Farm Bureau News editor Lynne Finnerty writes:
As production of corn-based ethanol has increased, so has criticism such as the claim that we could run out of food or not be able to afford it because U.S. ethanol refineries are using so much corn. A New York Times editorial of Sept. 19, 2007, said the ramp-up in ethanol production was causing food prices to rise and “threatening misery for the poorest countries.”
Ah, yes, the poor countries. We’ve been hearing a lot about them from the New York Times. In fact, it was only a year or two ago that the newspaper and others opined that U.S. overproduction of commodities due to farm subsidies was making it impossible for farmers in poor countries to compete with U.S. exports (and was making everyone fat). U.S. farmers are either over-producing or under-producing, but it can’t be both. The good news for farmers everywhere, in poor and rich countries, is that demand for their crops is way up.

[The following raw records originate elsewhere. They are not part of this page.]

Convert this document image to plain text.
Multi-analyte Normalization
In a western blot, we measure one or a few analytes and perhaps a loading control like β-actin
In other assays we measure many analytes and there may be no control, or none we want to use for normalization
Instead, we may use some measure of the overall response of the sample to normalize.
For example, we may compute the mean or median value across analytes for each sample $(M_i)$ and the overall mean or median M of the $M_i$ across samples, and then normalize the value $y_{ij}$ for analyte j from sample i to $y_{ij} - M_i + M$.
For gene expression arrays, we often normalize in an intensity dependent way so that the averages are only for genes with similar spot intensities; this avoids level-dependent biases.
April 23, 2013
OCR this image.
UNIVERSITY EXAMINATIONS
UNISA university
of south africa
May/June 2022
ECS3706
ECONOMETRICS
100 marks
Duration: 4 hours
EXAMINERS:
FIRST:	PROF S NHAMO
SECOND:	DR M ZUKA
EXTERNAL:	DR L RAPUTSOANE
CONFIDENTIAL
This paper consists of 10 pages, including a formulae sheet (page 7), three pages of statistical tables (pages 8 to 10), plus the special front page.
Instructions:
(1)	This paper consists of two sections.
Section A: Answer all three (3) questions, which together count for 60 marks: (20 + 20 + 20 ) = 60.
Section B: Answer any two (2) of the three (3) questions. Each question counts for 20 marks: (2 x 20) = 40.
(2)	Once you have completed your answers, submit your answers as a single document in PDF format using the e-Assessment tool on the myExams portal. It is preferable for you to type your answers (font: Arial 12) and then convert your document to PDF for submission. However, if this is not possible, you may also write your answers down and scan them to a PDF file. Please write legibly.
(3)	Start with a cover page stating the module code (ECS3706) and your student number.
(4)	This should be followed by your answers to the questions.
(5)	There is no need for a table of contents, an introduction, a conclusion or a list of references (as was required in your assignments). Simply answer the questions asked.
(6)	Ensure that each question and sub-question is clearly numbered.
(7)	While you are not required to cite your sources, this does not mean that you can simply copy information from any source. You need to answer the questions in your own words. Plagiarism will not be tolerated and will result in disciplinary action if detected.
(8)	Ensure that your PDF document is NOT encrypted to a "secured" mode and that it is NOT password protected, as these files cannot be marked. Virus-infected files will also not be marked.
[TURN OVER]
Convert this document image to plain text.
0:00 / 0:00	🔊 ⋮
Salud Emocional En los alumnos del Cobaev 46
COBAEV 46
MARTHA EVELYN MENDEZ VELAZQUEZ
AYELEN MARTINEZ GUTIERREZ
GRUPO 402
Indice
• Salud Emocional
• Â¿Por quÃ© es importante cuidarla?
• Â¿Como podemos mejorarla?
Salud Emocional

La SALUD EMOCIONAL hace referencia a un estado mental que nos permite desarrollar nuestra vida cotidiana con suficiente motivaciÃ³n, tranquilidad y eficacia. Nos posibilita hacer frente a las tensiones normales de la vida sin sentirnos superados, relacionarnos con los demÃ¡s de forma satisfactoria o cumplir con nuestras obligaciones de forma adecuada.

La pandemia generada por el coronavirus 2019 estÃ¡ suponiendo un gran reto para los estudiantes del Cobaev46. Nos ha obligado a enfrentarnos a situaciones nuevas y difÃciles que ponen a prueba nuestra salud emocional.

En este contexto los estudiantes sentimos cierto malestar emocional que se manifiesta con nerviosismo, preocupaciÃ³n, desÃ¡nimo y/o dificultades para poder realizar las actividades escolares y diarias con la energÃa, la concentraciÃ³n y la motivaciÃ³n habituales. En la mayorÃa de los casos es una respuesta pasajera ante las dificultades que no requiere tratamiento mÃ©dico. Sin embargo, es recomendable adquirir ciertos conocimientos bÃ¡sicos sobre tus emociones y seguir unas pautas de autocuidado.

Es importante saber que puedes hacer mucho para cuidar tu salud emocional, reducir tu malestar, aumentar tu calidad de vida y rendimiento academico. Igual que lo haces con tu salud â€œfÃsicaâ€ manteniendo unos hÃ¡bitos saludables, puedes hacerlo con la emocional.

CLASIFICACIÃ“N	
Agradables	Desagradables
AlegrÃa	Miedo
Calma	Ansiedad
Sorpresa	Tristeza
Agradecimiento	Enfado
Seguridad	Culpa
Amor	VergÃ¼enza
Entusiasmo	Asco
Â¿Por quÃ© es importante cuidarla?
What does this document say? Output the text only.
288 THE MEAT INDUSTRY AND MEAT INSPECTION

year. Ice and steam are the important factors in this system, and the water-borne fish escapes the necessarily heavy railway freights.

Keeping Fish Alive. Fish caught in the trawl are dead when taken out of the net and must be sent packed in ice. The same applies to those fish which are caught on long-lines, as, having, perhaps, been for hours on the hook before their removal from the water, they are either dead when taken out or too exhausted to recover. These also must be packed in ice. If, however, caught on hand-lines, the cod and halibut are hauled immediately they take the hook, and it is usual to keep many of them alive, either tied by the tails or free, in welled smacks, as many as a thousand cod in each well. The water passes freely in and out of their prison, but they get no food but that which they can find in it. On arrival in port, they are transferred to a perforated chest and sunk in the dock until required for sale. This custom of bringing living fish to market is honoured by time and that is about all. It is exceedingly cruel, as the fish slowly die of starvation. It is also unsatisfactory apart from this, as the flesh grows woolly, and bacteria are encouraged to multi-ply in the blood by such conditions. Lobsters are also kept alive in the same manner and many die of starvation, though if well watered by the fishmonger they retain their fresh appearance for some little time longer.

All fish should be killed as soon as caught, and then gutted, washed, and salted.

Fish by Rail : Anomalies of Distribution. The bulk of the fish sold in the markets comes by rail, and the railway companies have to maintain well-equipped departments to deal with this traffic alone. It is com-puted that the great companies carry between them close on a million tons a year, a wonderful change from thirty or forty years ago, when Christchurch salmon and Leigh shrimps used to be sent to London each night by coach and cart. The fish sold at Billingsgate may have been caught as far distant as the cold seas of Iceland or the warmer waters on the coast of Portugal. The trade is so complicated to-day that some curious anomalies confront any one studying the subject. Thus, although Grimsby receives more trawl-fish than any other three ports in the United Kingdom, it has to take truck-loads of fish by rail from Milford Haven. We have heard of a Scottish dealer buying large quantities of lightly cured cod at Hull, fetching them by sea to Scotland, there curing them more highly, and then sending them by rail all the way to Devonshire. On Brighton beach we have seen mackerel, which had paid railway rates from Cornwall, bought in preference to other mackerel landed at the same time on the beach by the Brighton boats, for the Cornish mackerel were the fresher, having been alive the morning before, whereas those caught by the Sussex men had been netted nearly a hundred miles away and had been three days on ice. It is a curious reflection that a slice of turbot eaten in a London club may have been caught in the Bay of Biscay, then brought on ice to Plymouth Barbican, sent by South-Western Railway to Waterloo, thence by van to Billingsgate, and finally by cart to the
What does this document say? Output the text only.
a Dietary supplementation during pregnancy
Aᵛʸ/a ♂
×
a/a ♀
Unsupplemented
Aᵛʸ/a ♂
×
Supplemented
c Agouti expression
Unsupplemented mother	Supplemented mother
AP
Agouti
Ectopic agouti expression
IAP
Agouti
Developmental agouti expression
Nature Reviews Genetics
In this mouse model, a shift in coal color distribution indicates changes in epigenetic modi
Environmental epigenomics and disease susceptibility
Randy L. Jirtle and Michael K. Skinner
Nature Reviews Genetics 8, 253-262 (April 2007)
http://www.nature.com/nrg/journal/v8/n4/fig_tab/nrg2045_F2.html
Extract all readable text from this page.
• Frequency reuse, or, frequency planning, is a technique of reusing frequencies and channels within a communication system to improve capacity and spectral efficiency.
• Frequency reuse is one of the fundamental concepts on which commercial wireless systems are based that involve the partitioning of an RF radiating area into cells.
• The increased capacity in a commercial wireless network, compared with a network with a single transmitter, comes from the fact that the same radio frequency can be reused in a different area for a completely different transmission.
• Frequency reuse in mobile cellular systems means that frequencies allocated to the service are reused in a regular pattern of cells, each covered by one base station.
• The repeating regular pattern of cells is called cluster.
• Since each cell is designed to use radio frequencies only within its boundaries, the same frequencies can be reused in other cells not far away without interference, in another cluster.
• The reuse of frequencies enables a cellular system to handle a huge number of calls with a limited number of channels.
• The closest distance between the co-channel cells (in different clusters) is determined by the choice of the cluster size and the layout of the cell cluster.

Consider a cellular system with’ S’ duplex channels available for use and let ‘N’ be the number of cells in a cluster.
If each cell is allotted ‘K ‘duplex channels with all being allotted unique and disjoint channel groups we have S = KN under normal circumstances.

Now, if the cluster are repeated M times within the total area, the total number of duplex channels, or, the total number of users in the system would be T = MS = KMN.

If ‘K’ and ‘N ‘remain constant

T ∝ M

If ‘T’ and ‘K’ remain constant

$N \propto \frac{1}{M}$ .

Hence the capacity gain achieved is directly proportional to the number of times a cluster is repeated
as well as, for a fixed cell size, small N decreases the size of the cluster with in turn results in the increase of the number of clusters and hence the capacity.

Lynne then explains the other factors contributing to higher food prices, such as tight grain supplies and increased demand for livestock feed in China and India, and concludes:
It seems no matter what American farmers do, they will always be somebody’s whipping boy. But claiming that they’re taking food out of peoples’ mouths is a new low.
Which would you rather support: Middle East palaces, or a homegrown fuel industry that creates jobs and economic renewal in the U.S.? Let’s burn more U.S.-grown, renewable fuel and send fewer American dollars to places like Abu Dhabi.